História
O QUE É SLAM EDUCA?
Em 2025, o Slam Educa teve mais de 12 escolas participantes das atividades e mais de 3 mil estudantes inscritos.
O Slam Educa, projeto de extensão da Universidade Federal de Santa Catarina, produzido no PET-Letras da mesma instituição, no ano de 2024 realizou suas atividades em 13 escolas da rede pública de ensino da Grande Florianópolis e duas instituições de ensino de contraturno, foram elas: EBM Henrique Veras; CEM Vila Formosa; EEB Tânia Mara; EBM Almirante Carvalhal; EEB Simão Hess; EEB Beatriz de Souza Brito; EJA Sul; EEB Professora Maria do Carmo Lopes; EBM Brigadeiro Eduardo Gomes; EBM Antônio Francisco Machado; EBM Doutor Paulo Fontes; EBM Doutor Jacinto Cardoso e Instituto Estadual de Educação, além dos projetos Gerações da Chico (Comunidade Chico Mendes) e ACAM (Morro do Mocotó). No processo, estivemos em três municípios e atingimos mais de 600 estudantes, nos três turnos.
O projeto consiste na construção de um Slam Interescolar, isto é, uma competição de poesia falada entre estudantes de diferentes instituições de ensino público da Grande Florianópolis. O termo Slam vem do inglês “Slam Poetry” e “Slam” é uma onomatopeia do inglês para batida ou impacto, como o “POW” e o “PÁ” seriam para nós. Além disso, “Grand Slam” geralmente é o nome que se dá para competições esportivas como o “Grand Slam” de Tênis. O movimento surgiu na década de 1980, em Chicago, nos Estados Unidos, criado por Marc Kelly Smith e chegou no Brasil em 2008 trazido pela Roberta Estrela D’Alva, que fundou o primeiro Slam do Brasil, o ZAP (Zona Autônoma da Palavra), lá em São Paulo. Pouco tempo depois, em 2012,
Emerson Alcalde criou o Slam da Guilhermina, que acontece numa praça e que foi muito importante para atribuir ao Slam uma característica que ele tem até hoje aqui no Brasil: o Slam é cultura de rua.

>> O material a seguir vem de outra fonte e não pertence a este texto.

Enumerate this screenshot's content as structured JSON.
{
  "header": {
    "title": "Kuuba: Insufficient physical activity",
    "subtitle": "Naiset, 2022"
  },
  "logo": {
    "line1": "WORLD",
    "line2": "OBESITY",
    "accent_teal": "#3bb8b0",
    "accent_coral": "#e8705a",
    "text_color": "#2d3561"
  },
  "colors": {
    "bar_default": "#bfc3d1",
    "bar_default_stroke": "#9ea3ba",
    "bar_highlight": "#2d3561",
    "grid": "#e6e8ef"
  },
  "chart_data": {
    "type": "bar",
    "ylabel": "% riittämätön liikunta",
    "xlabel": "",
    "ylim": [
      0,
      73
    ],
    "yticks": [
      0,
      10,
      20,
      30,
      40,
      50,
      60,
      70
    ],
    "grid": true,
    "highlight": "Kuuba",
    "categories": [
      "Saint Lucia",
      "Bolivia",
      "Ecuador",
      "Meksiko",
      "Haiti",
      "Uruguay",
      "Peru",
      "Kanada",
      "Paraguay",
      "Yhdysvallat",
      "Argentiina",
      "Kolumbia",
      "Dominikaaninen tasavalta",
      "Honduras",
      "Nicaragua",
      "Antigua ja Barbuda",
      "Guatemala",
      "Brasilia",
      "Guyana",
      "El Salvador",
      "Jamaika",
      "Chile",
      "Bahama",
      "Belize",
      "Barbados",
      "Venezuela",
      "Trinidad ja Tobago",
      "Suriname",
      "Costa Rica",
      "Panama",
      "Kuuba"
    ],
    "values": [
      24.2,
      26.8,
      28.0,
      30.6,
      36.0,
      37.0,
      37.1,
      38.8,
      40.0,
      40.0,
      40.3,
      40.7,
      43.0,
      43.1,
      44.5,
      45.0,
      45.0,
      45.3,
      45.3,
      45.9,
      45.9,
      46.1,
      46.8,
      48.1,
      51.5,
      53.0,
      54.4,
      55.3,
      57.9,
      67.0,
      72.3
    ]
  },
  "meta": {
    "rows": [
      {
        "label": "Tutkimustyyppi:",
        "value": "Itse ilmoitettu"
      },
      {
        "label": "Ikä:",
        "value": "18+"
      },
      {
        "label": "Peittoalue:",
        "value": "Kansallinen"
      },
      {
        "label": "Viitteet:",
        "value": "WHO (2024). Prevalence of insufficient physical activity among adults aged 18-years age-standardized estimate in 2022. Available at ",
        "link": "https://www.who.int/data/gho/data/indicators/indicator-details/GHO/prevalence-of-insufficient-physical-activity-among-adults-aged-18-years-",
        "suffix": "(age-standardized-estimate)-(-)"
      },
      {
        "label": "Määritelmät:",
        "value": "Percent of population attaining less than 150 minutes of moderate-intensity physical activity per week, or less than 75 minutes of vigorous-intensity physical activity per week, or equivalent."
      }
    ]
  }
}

Dizer que “o Slam é cultura de rua” significa que o Slam encontrou seu espaço nos lugares públicos e por isso acabou se tornando um meio importantíssimo de democratização da literatura e do acesso à cultura, afinal de contas, a rua é de todo mundo. Caracterizado por textos poéticos com bastante viés social e político, o Slam se tornou um espaço em que a literatura encontra a busca por um mundo melhor, sendo um nicho literário em que textos que combatem o racismo, a LGBTQfobia, o machismo, a xenofobia e outras formas de preconceitos e mazelas sociais tem muito espaço. O Slam é um lugar de denúncia, protesto e reivindicação por meio da arte.
A edição final de nosso projeto, que consiste na competição final de poesias, e que é o resultado das etapas anteriores de oficinas de poesia e de seleções de poetas contou com seis instituições, sendo elas EBM Almirante Carvalhal, EBM Brigadeiro Eduardo Gomes, CEM Vila Formosa e CEM Antônio Francisco Machado, reunindo mais de 100 estudantes no Auditório do EFI, na UFSC, para celebrar as produções dos estudantes que foram premiados com livros, camisetas, vale-presentes para lojas de roupa e muito mais. Felizmente, o projeto conseguiu atingir muitas pessoas e provar seu valor na promoção do acesso à literatura e no incentivo à leitura e escrita.
Neste processo, recebemos o apoio da Associação Cultural Baiacu de Alguém, que foi fundamental para que pudéssemos realizar os deslocamentos até as escolas nas mais diversas regiões, bem como cobrir os custos de alimentação e demais despesas. Sem dúvidas, sem esse apoio o processo teria sido profundamente dificultado e talvez até impossível. Além disso, os recursos destinados a nós contribuíram diretamente com a ponta final do nosso projeto que é a competição final de poesia, permitindo que premiássemos os estudantes com muitos livros (o que dialoga com o nosso interesse de fomentar a leitura entre os jovens) bem como outros prêmios como roupas e brindes, todos eles relacionados a garantia de uma dignidade para o estudante em sua vida escolar.
Por fim, não seria possível concluir essa etapa sem agradecer ao professor doutor Atilio Butturi Junior, tutor do PET-Letras UFSC, que abraçou nossa jornada, bem como à todas instâncias da Universidade Federal que nos permitiram institucionalidade, que nos forneceram espaços e materiais, e que auxiliaram nas questões burocráticas e na divulgação das nossas atividades. A Universidade Federal é uma comunidade que, quando trabalha junta, constrói coisas lindas, como esse projeto.